GPU remap in tensorflow

Jan 12, 2019 • moontree


训练tensorflow模型的时候,可以通过tf.device('/gpu:0')这种方式来为图节点分配不同的gpu。 那么,在推理阶段,该如何将不同的模型分配到不同的gpu上去执行呢? 比如这种场景,有4个模型,每个模型占据6G显存,这样的话,它们必须被分配到不同的GPU上才不会导致显存溢出。

然而,在搜索”tensorflow分配gpu”的时候,通常会出现3种结果:

  • 训练时指定,也就是上述方式
  • 命令行指定,CUDA_VISIBLE_DEVICES=0,1 python *.py,然而,这种方式只能防止tensorflow使用其他的gpu,并不能将4个模型指定到不同的设备上
  • 代码中指定,os.environ['CUDA_VISIBLE_DEVCIES']=0,然而,这种方式也有问题,不管指定多少次,最终只会使用一个gpu,具体哪个和实际分配的顺序有关

看起来,上述三种方式中,后面两种都不能满足我的需求。 第一种应该是可行的,但是似乎有些不够优雅。有没有更优雅的方式呢?

考虑到之前,为了限制gpu的内存使用, 我们会在创建Session的时候加以限制:

gpu_options=tf.GPUOptions(allow_growth=True)
tf.Session(config=tf.ConfigProto(allow_soft_placement=True, gpu_options=gpu_options))
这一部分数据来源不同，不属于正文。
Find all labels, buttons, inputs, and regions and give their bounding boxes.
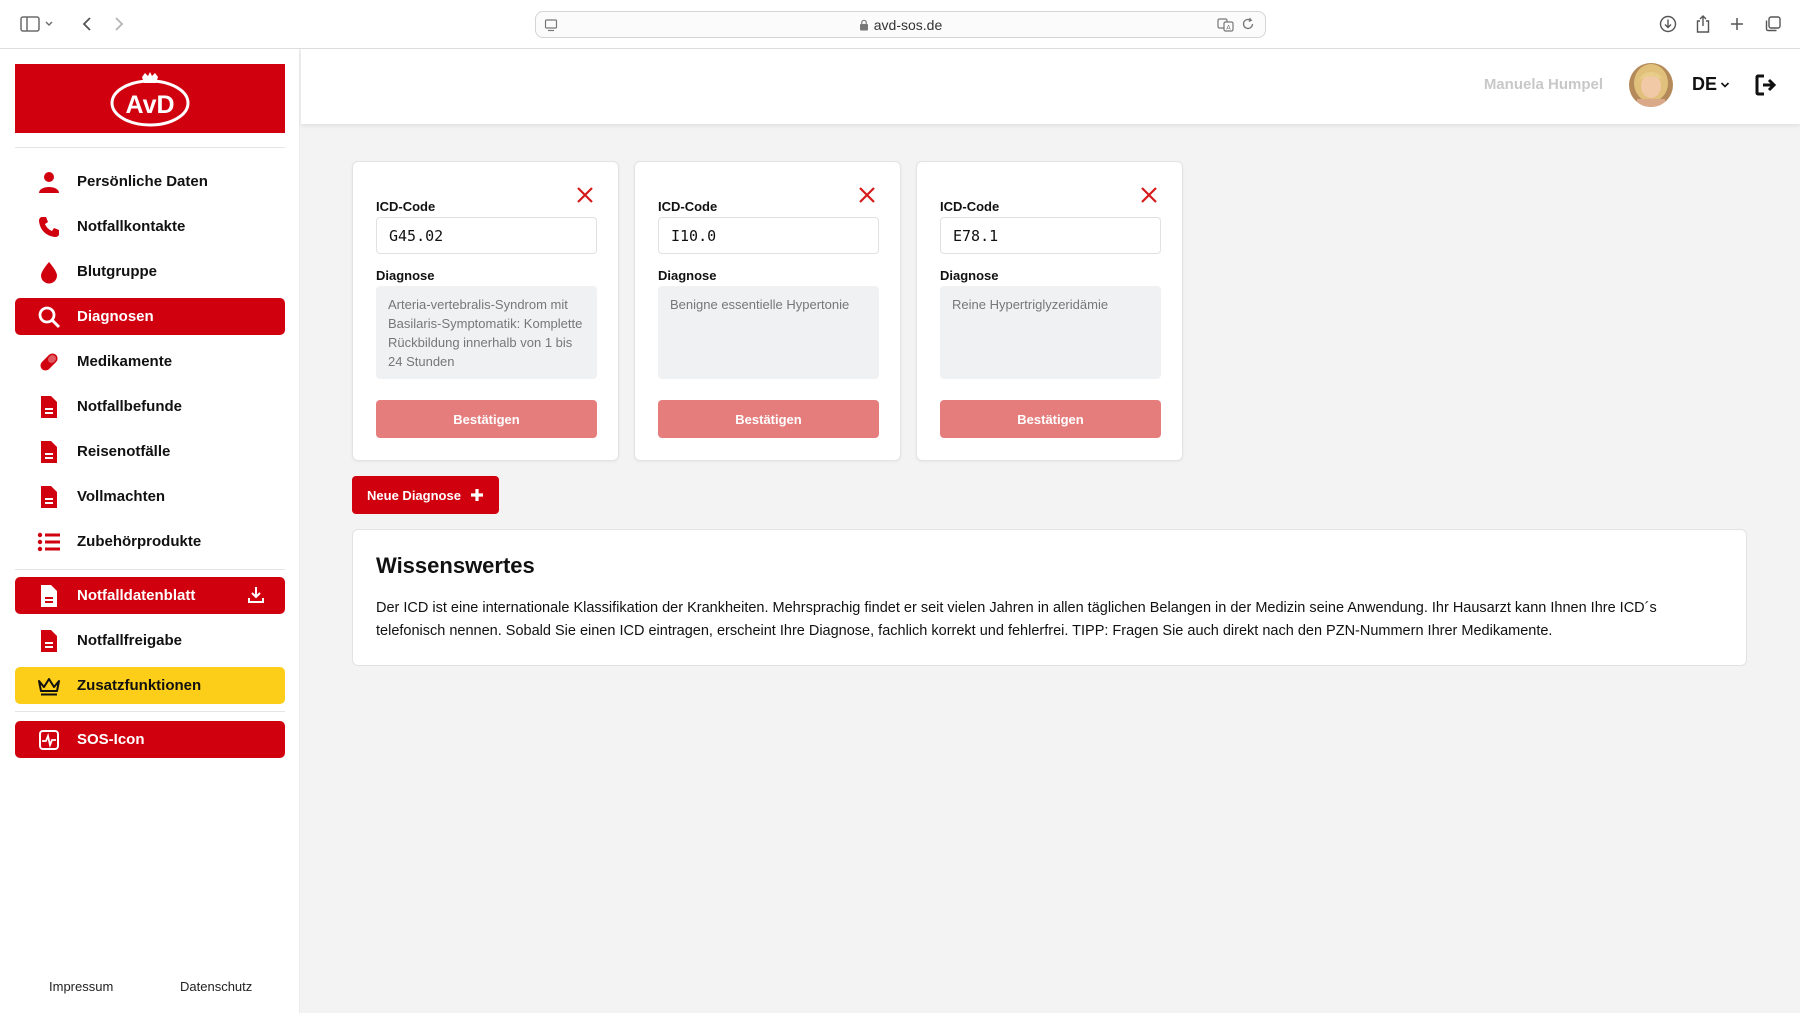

看来在tf.GPUOptions里面,可以对gpu做限制,很好,来看一下官方文档, 很简单的描述,看来要去代码里查看了。 搜索关键字device,发现了如下描述:

  // A comma-separated list of GPU ids that determines the 'visible'
  // to 'virtual' mapping of GPU devices.  For example, if TensorFlow
  // can see 8 GPU devices in the process, and one wanted to map
  // visible GPU devices 5 and 3 as "/device:GPU:0", and "/device:GPU:1",
  // then one would specify this field as "5,3".  This field is similar in
  // spirit to the CUDA_VISIBLE_DEVICES environment variable, except
  // it applies to the visible GPU devices in the process.
  //
  // NOTE:
  // 1. The GPU driver provides the process with the visible GPUs
  //    in an order which is not guaranteed to have any correlation to
  //    the *physical* GPU id in the machine.  This field is used for
  //    remapping "visible" to "virtual", which means this operates only
  //    after the process starts.  Users are required to use vendor
  //    specific mechanisms (e.g., CUDA_VISIBLE_DEVICES) to control the
  //    physical to visible device mapping prior to invoking TensorFlow.
  // 2. In the code, the ids in this list are also called "platform GPU id"s,
  //    and the 'virtual' ids of GPU devices (i.e. the ids in the device
  //    name "/device:GPU:<id>") are also called "TF GPU id"s. Please
  //    refer to third_party/tensorflow/core/common_runtime/gpu/gpu_id.h
  //    for more information.
  string visible_device_list = 5;

看起来不错,似乎只要在gpuoptions里加上一个参数就可以了。 代码调整如下:

gpu_options_1=tf.GPUOptions(allow_growth=True, visible_device_list='1')
session1 = tf.Session(config=tf.ConfigProto(allow_soft_placement=True, gpu_options=gpu_options_1))
gpu_options_2=tf.GPUOptions(allow_growth=True, visible_device_list='2')
session2 = tf.Session(config=tf.ConfigProto(allow_soft_placement=True, gpu_options=gpu_options_2))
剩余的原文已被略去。